Our video-CT domain adaptation method comprises three steps (see \figureref{fig:method_overview}). First, we employ weights from self-supervised pretraining on the Kinetics-700 video dataset, using video MAE pretraining \citep{feichtenhofer2022masked}, to establish our foundation model.  The second, domain adaptation step, involves adapting these weights for vertebra CT data by pretraining on an unlabeled vertebra dataset, enhancing model alignment with the CT domain. Finally, we apply these adapted weights to vertebra fracture classification, finetuning the encoder with a labeled dataset.

% Method Overview Figure
\begin{figure}[!htb]
\floatconts
  {fig:method_overview}
  {\caption{Overview Self-supervised Video-CT Domain Adaptation: 1) video MAE pretraining on the Kinetics-700 dataset 1)-2) positional encoding cropping to initialize domain-specific vertebra CT pretraining 2) domain-specific vertebra MAE pretraining on unlabeled vertebra CT dataset 3) downstream task finetuning}}
  {\includegraphics[width=1.0\linewidth]{chapters_209/images_209/method_overview_gap_209.png}}
\end{figure}

\paragraph{Video MAE for CT Vertebra Data}
Our approach features two self-supervised pretraining stages, both leveraging the video MAE method \citep{feichtenhofer2022masked}. To align the original $96 \times 96 \times 96$ dimensions of vertebra CT volumes with the $16 \times 224 \times 224$ video format from the Kinetics-700 dataset, we select 16 equidistant sagittal slices from the vertebra volume. We use sagittal slices due to their diagnostic relevance in vertebral fracture detection, as they provide crucial information for accurate assessments in this context.

\paragraph{Positional Encoding Cropping}
After matching the temporal dimension of the video format, the 3D convolutional patch embedding layer ($2 \times 16 \times 16$) from video pretraining can be reused in the vertebra CT pretraining stage. However, with different input sizes ($224 \times 224$ frames for video and $96 \times 96$ slices for CT), input token counts differ (video: $8 \times 14 \times 14$ tokens, CT: $8 \times 6 \times 6$ tokens), which results in a shape mismatch of the positional encodings. To address this, we introduce "positional encoding cropping", preserving only central $96 \times 96$ pixel positional encodings from videos, and discarding outer encodings (\figureref{fig:method_overview} red). This allows for the direct initialization of positional encoding weights in domain-specific vertebra CT pretraining using video weights, similar to the approach presented by \citet{kim2023region}.

\paragraph{Slice Sampling}
During vertebra pretraining and downstream task finetuning, we employ different sampling strategies for training and evaluation phases. In the training phase, we sample 16 uniformly distributed sagittal slices. Each training step involves applying a consistent random shift to the chosen slice indices, thereby increasing diversity and effectively serving as an augmentation technique.
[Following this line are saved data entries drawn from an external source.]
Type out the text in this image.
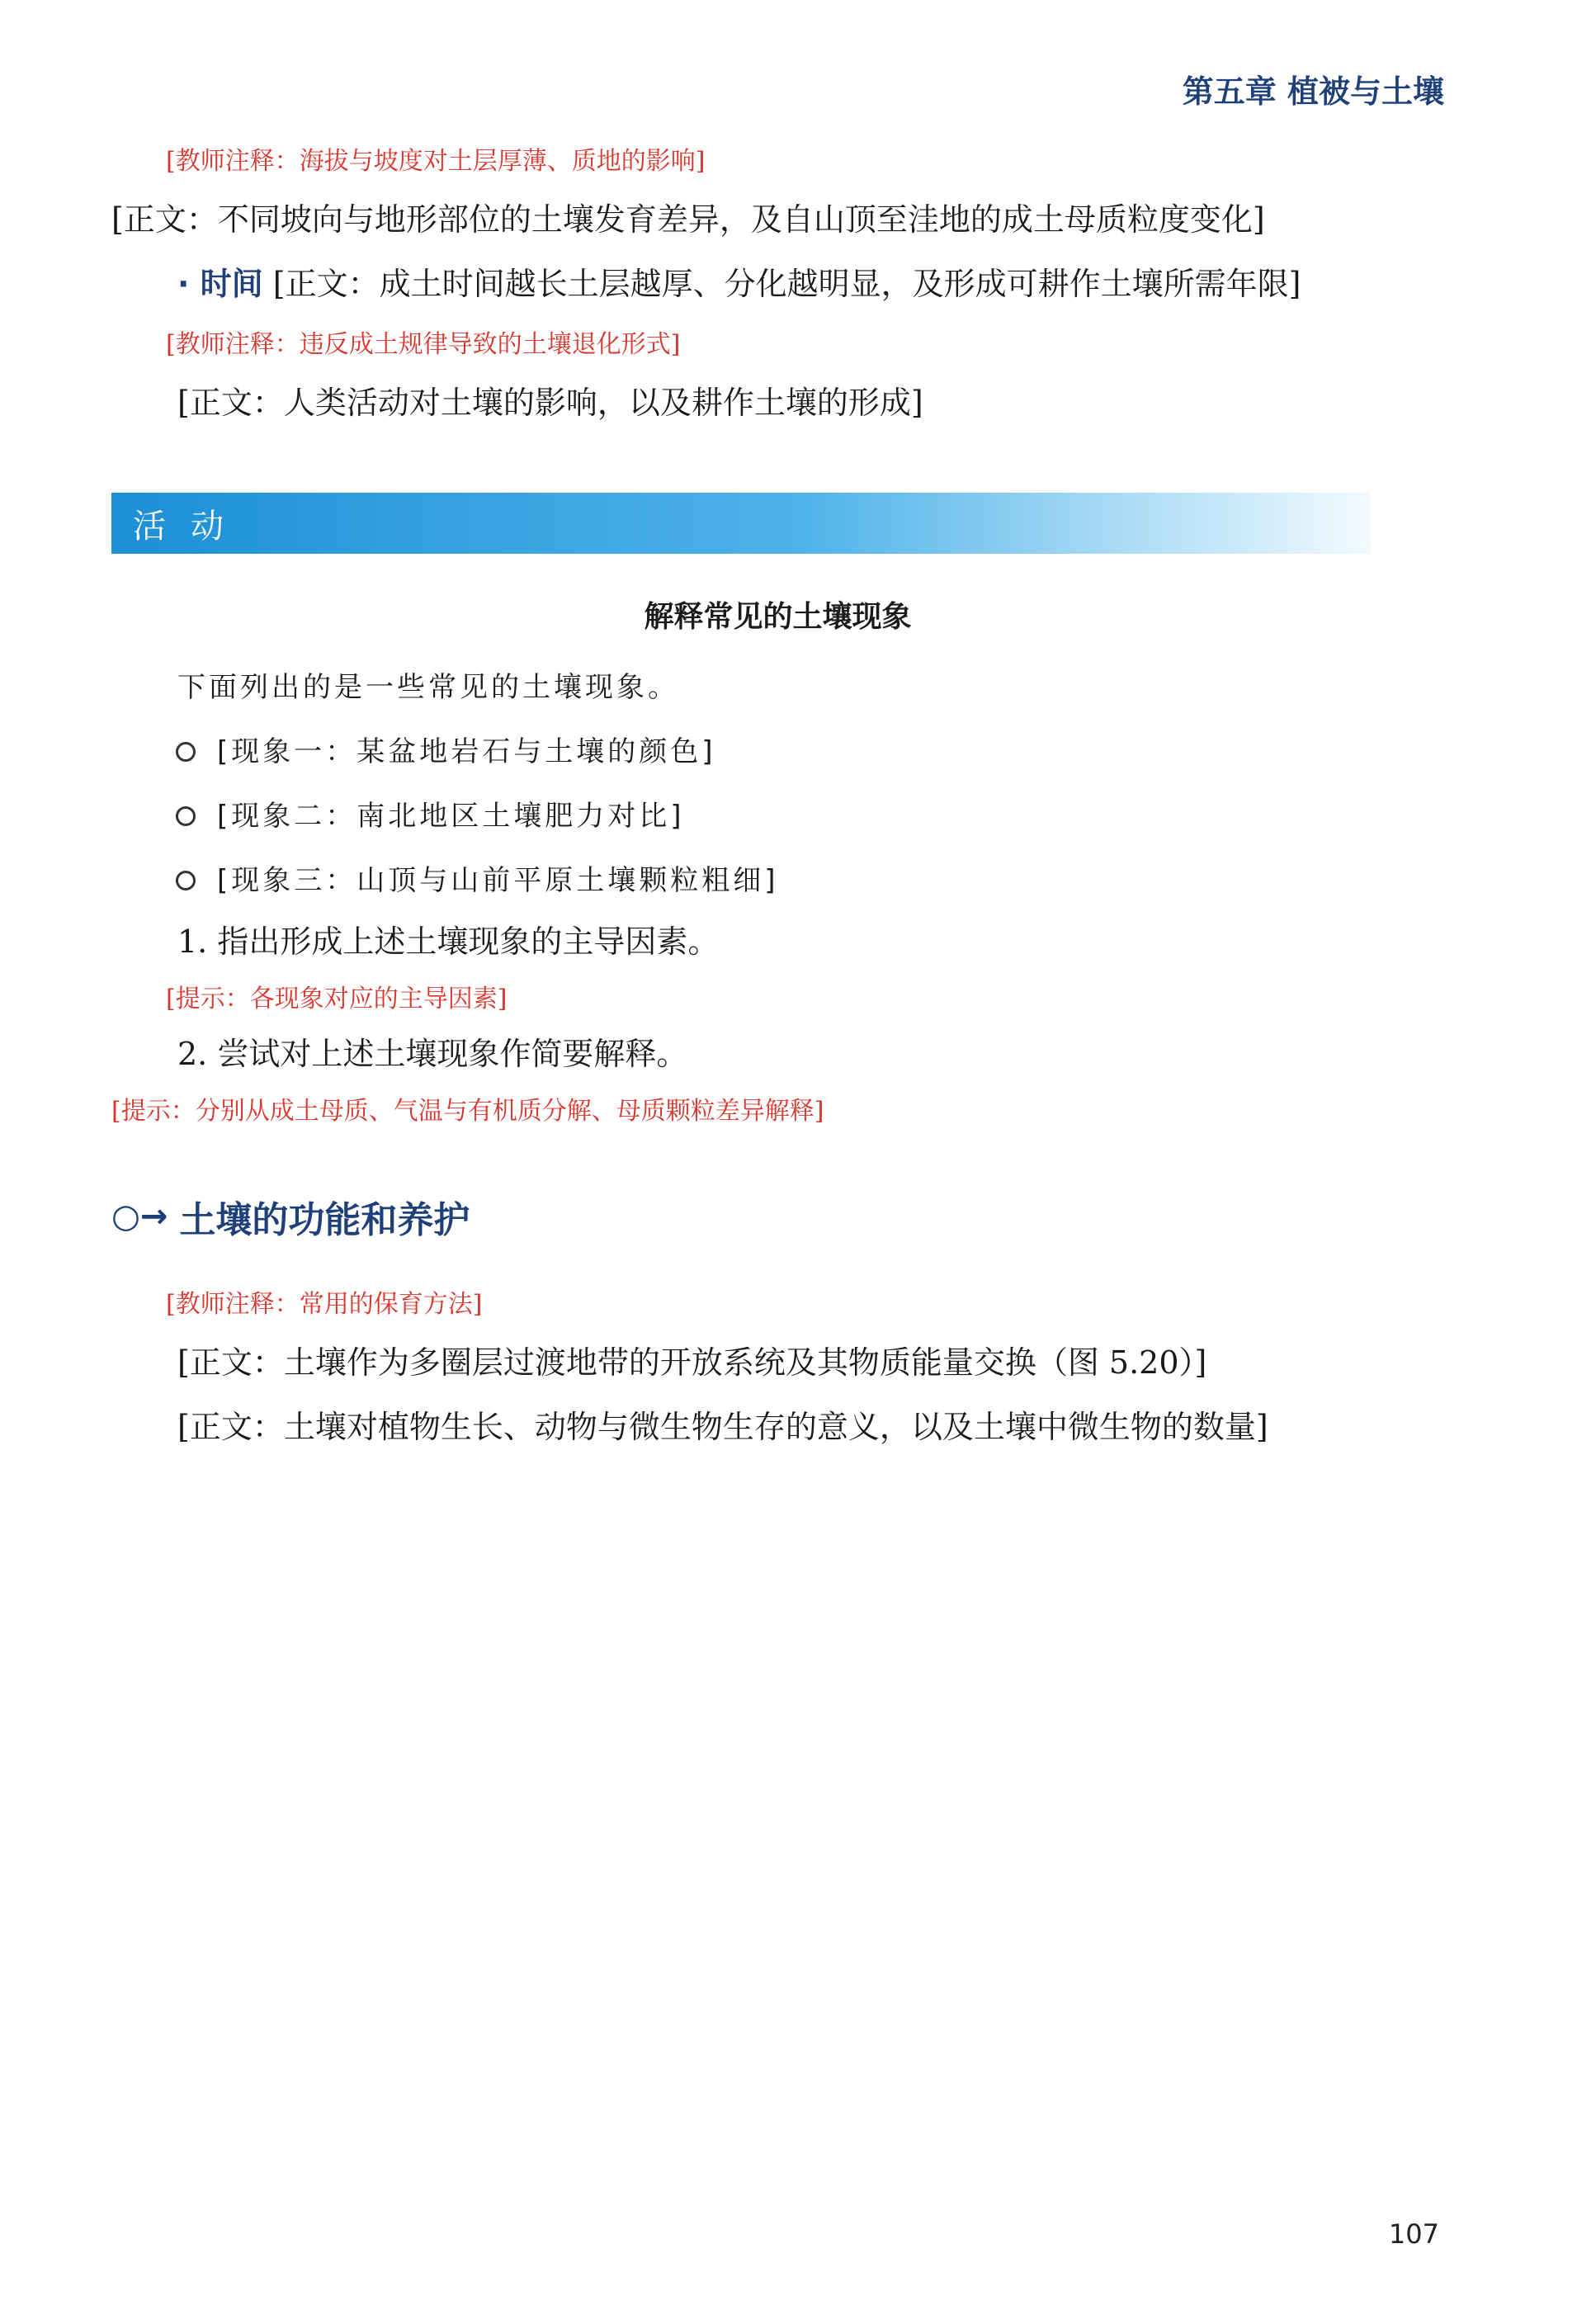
第五章 植被与土壤
[教师注释：海拔与坡度对土层厚薄、质地的影响]

[正文：不同坡向与地形部位的土壤发育差异，及自山顶至洼地的成土母质粒度变化]

· 时间 [正文：成土时间越长土层越厚、分化越明显，及形成可耕作土壤所需年限]

[教师注释：违反成土规律导致的土壤退化形式]

[正文：人类活动对土壤的影响，以及耕作土壤的形成]

活动
解释常见的土壤现象
下面列出的是一些常见的土壤现象。
[现象一：某盆地岩石与土壤的颜色]
[现象二：南北地区土壤肥力对比]
[现象三：山顶与山前平原土壤颗粒粗细]
1. 指出形成上述土壤现象的主导因素。
[提示：各现象对应的主导因素]
2. 尝试对上述土壤现象作简要解释。
[提示：分别从成土母质、气温与有机质分解、母质颗粒差异解释]
○→ 土壤的功能和养护
[教师注释：常用的保育方法]

[正文：土壤作为多圈层过渡地带的开放系统及其物质能量交换（图 5.20）]

[正文：土壤对植物生长、动物与微生物生存的意义，以及土壤中微生物的数量]

107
During the evaluation phase, we maintain our initial sampling strategy but do not shift the selected slice indices. Instead, we use all six possible $16 \times 96 \times 96$ samples covering the entire vertebral volume for prediction. This approach allows aggregation of the prediction by averaging over all sampled subvolumes, ensuring a more robust and representative result. This approach draws inspiration from multi-view testing in the video domain \citep{feichtenhofer2019slowfast}.